Bruno himself came home about the same time that Thomas did, bringing the fishing-pole and line with him. The apparatus was all safe, except that the hook was gone. It had got torn off by catching against the bushes on the way. Bruno brought the pole and line to Tony. Tony took them, and when he had wound up the line, he set the pole up in the corner, while Bruno stretched himself out before the fire, and there, with his mind in a state of great satisfaction, in view of what he had done, he prepared to go to sleep. The bright fire glanced upon the hearth and about the room, forming a very cheerful and pleasant scene.

Tony’s reflections.

How shameful it is, thought Tony, as he looked upon Bruno by the fire, that while a dog can be so faithful, and seem to take so much pride and pleasure in doing his duty, and in making himself as useful in every way as he possibly can, a boy, whose power and opportunities are so much superior to his, should be faithless and negligent, and try to contrive ways and means to evade his proper work. You have taught me a lesson, Bruno. You have set me an example. We will see whether, after this, I will allow myself to be beaten in fidelity and gratitude by a dog.
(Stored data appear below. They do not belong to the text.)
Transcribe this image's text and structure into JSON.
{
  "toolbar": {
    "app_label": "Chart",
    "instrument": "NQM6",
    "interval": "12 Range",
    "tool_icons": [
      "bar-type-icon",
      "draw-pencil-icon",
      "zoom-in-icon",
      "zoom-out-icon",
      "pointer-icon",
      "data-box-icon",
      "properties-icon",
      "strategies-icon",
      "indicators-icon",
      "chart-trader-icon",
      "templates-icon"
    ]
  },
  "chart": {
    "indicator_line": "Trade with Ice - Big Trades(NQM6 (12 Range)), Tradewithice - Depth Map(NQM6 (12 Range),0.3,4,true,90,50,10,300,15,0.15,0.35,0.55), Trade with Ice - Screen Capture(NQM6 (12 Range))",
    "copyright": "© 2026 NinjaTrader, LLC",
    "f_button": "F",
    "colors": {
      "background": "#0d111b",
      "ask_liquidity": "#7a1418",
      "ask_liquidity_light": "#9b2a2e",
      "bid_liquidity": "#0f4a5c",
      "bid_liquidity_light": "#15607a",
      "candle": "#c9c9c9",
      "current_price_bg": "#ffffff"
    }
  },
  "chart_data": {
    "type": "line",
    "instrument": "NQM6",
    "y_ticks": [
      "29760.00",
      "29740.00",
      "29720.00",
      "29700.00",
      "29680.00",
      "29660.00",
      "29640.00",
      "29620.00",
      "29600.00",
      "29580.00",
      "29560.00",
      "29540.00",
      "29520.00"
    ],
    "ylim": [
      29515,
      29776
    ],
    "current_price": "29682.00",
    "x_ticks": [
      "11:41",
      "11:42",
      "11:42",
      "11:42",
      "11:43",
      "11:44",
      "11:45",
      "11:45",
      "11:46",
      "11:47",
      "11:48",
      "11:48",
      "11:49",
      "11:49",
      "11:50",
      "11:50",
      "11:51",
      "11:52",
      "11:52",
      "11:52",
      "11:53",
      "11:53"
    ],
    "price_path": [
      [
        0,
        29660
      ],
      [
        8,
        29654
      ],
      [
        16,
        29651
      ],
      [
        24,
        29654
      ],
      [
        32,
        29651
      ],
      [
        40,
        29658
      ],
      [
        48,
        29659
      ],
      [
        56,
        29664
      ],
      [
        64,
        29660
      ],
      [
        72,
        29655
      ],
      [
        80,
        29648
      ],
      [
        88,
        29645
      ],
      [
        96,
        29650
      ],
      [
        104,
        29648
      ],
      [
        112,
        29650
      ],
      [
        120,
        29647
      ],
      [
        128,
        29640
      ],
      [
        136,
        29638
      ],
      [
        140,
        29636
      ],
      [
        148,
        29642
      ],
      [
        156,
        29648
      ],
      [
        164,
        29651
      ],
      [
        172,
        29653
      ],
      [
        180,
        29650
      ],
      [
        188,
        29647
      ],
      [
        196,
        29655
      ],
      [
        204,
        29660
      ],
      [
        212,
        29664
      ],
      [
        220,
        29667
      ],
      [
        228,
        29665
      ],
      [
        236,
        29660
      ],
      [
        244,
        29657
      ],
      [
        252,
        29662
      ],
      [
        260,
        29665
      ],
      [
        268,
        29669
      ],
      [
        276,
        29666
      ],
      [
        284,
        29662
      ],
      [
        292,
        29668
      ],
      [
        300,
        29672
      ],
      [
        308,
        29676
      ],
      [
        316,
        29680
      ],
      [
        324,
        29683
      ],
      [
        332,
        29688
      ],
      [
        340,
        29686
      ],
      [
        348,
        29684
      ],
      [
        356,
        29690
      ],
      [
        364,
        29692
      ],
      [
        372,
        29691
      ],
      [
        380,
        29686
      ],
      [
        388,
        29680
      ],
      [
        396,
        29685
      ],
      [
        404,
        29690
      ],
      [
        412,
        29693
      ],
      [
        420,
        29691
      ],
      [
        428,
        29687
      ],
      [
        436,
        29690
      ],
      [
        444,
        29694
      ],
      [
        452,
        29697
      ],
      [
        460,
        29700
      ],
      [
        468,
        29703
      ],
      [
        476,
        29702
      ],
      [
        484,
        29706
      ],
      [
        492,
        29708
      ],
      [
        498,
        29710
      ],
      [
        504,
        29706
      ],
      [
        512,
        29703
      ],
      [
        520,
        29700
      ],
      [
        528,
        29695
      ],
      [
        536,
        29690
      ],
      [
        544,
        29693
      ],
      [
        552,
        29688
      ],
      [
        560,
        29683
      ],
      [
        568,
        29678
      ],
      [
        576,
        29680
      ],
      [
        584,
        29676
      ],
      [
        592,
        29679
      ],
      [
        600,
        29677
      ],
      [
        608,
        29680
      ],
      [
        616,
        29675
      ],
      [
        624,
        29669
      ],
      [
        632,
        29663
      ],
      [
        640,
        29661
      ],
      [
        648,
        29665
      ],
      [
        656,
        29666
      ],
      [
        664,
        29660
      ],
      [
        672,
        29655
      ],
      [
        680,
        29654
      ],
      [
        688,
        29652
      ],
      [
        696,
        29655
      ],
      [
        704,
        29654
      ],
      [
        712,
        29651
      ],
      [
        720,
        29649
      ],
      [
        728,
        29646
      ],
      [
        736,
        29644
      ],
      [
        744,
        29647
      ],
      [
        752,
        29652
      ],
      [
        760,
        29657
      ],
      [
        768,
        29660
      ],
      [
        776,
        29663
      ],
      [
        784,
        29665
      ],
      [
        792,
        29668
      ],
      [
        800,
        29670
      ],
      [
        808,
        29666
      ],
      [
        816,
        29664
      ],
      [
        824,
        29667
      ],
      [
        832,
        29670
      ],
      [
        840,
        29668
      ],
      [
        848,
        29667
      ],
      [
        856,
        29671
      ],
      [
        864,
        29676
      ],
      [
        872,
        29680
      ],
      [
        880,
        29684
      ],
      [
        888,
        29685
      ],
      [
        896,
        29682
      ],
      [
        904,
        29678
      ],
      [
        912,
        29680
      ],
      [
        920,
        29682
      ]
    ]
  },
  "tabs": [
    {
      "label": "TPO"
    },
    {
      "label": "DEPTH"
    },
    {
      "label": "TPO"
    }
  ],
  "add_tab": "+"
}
This story reminds me of another one about a boy named Antonio, who got away from home, and was in trouble to get back, though the circumstances were very different from those which I have just related. The name of this new story is “Boys Adrift.”

BOYS ADRIFT

Boys are generally greatly pleased with seeing ships and the water. In fact, the view of a harbor, filled with boats and shipping, forms usually for all persons, old as well as young, a very attractive scene.